Dynamic finite element model validation of an assembled aero-engine casing

Abstract

Structural dynamic model updating and validation of an aero-engine casing is critical to the design and development of an aircraft engine. It helps to identify the dynamic characteristics and reduce the response of the aero-engine. The modelling and parameter identification of joint are extremely difficult and important in structural dynamic analysis of the assembled aero-engine casing. In this paper, dynamic model validation technique was applied to update and validate the finite element model of an assembled aero-engine casing. First, modal test of individual casings and the assembled casing was performed by using the traditional acceleration sensors and a hammer.

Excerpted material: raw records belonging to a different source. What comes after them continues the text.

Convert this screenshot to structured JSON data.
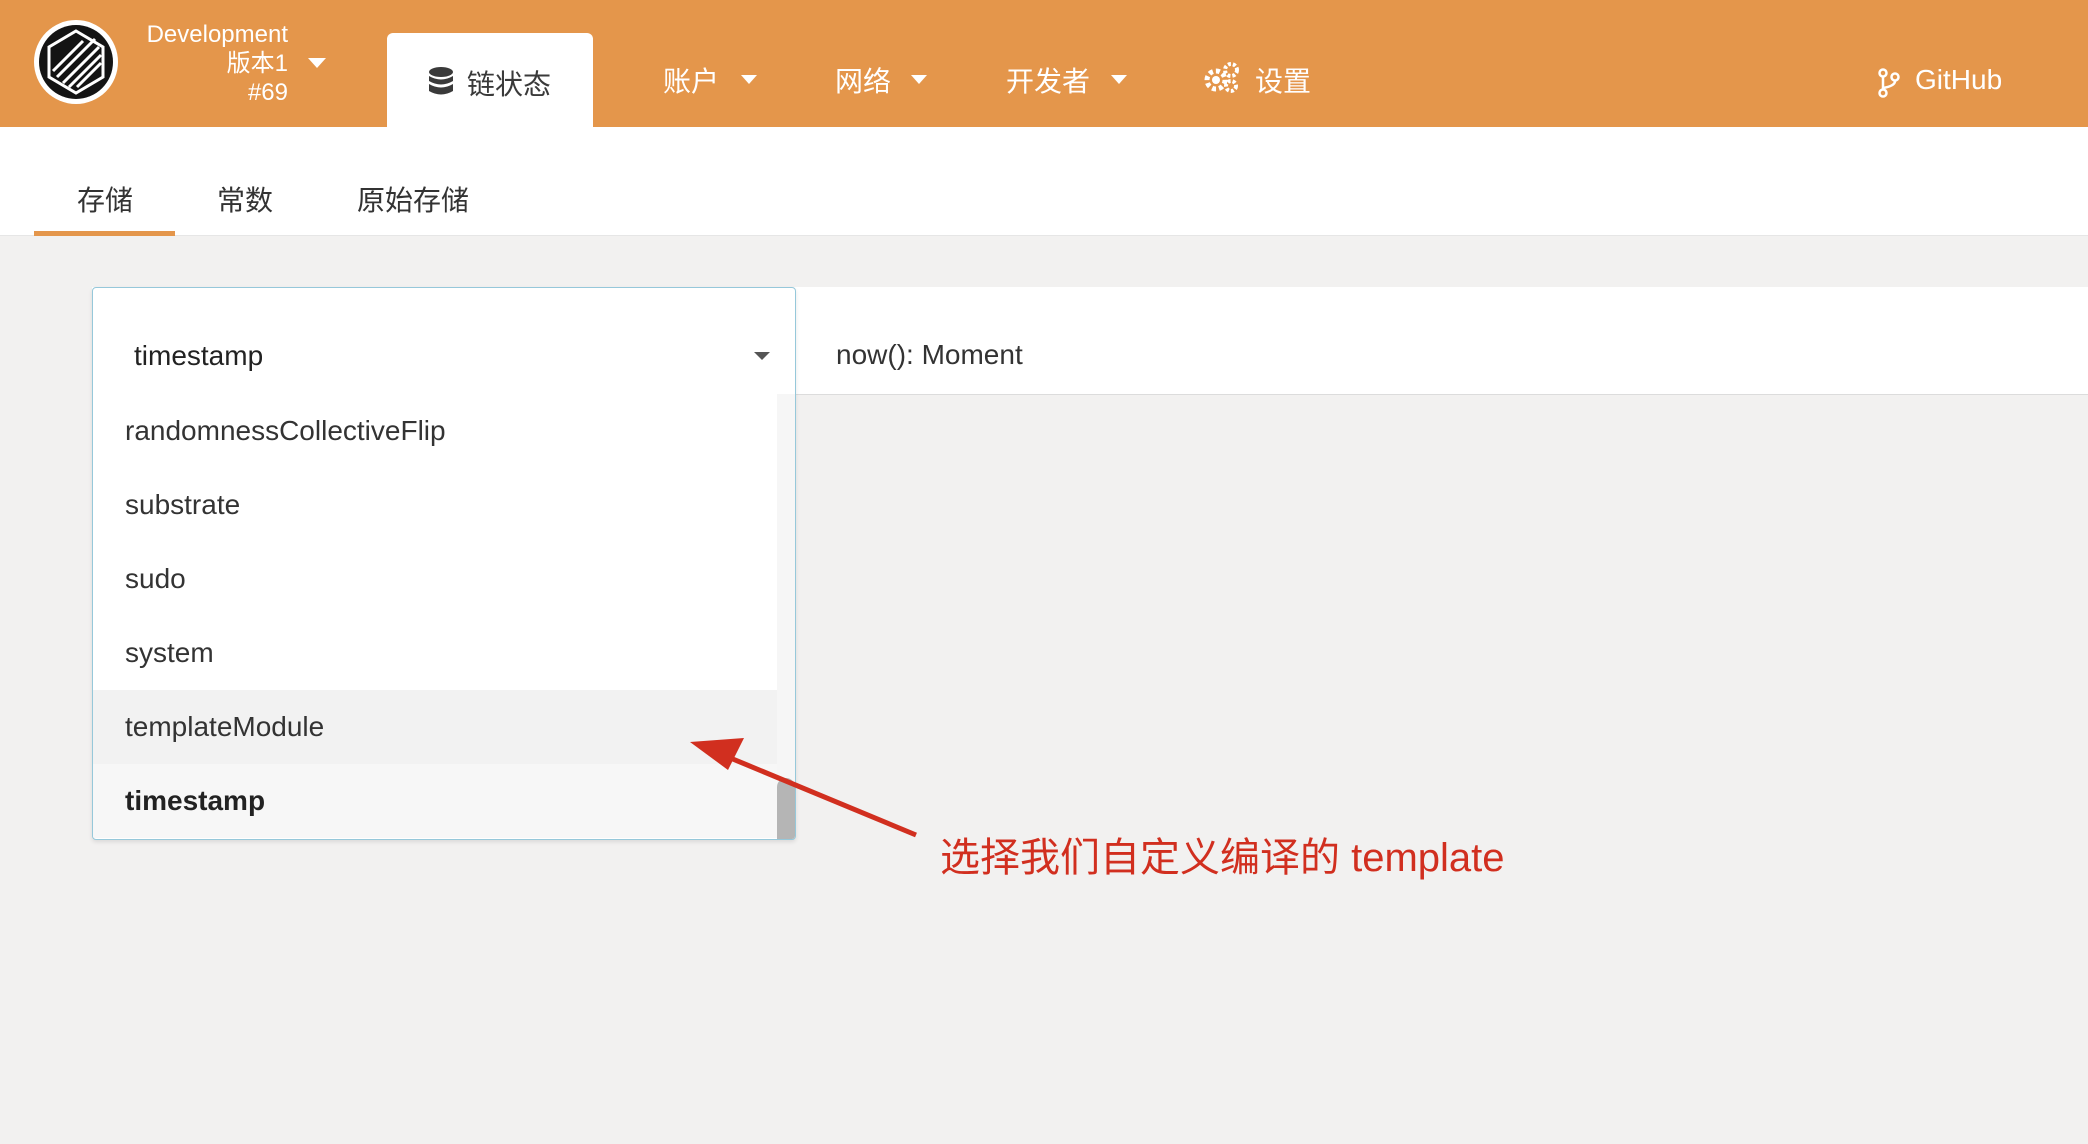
{
  "header": {
    "chain_name": "Development",
    "version": "版本1",
    "block": "#69",
    "nav_active_label": "链状态",
    "nav_items": [
      {
        "label": "账户"
      },
      {
        "label": "网络"
      },
      {
        "label": "开发者"
      },
      {
        "label": "设置"
      }
    ],
    "github_label": "GitHub",
    "accent_color": "#e4964b"
  },
  "subtabs": [
    {
      "label": "存储",
      "active": true
    },
    {
      "label": "常数",
      "active": false
    },
    {
      "label": "原始存储",
      "active": false
    }
  ],
  "storage": {
    "selected_module": "timestamp",
    "method": "now(): Moment",
    "options": [
      "randomnessCollectiveFlip",
      "substrate",
      "sudo",
      "system",
      "templateModule",
      "timestamp"
    ],
    "highlighted": "templateModule"
  },
  "annotation": {
    "text": "选择我们自定义编译的 template",
    "color": "#d12f1f"
  }
}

The modal frequencies and mode shapes were obtained by modal analysis tools. Second, the Inverse Eigen-sensitivity Method was used to correct frequency errors and MAC values of correlated mode pairs in the individual components to obtain validated models. Last, the bolt joints of two aero-engine casings were modelled by thin layer of shell elements. The material parameters or element properties of the thin-layer contact elements were updated to obtain reliable connection parameters. The results show that the errors of natural frequencies between the validated FE model of an assembled aero-engine casing and test data are within 7%, and the MAC values of main modes are above 70%, which can verify the feasibility and effectiveness of this approach.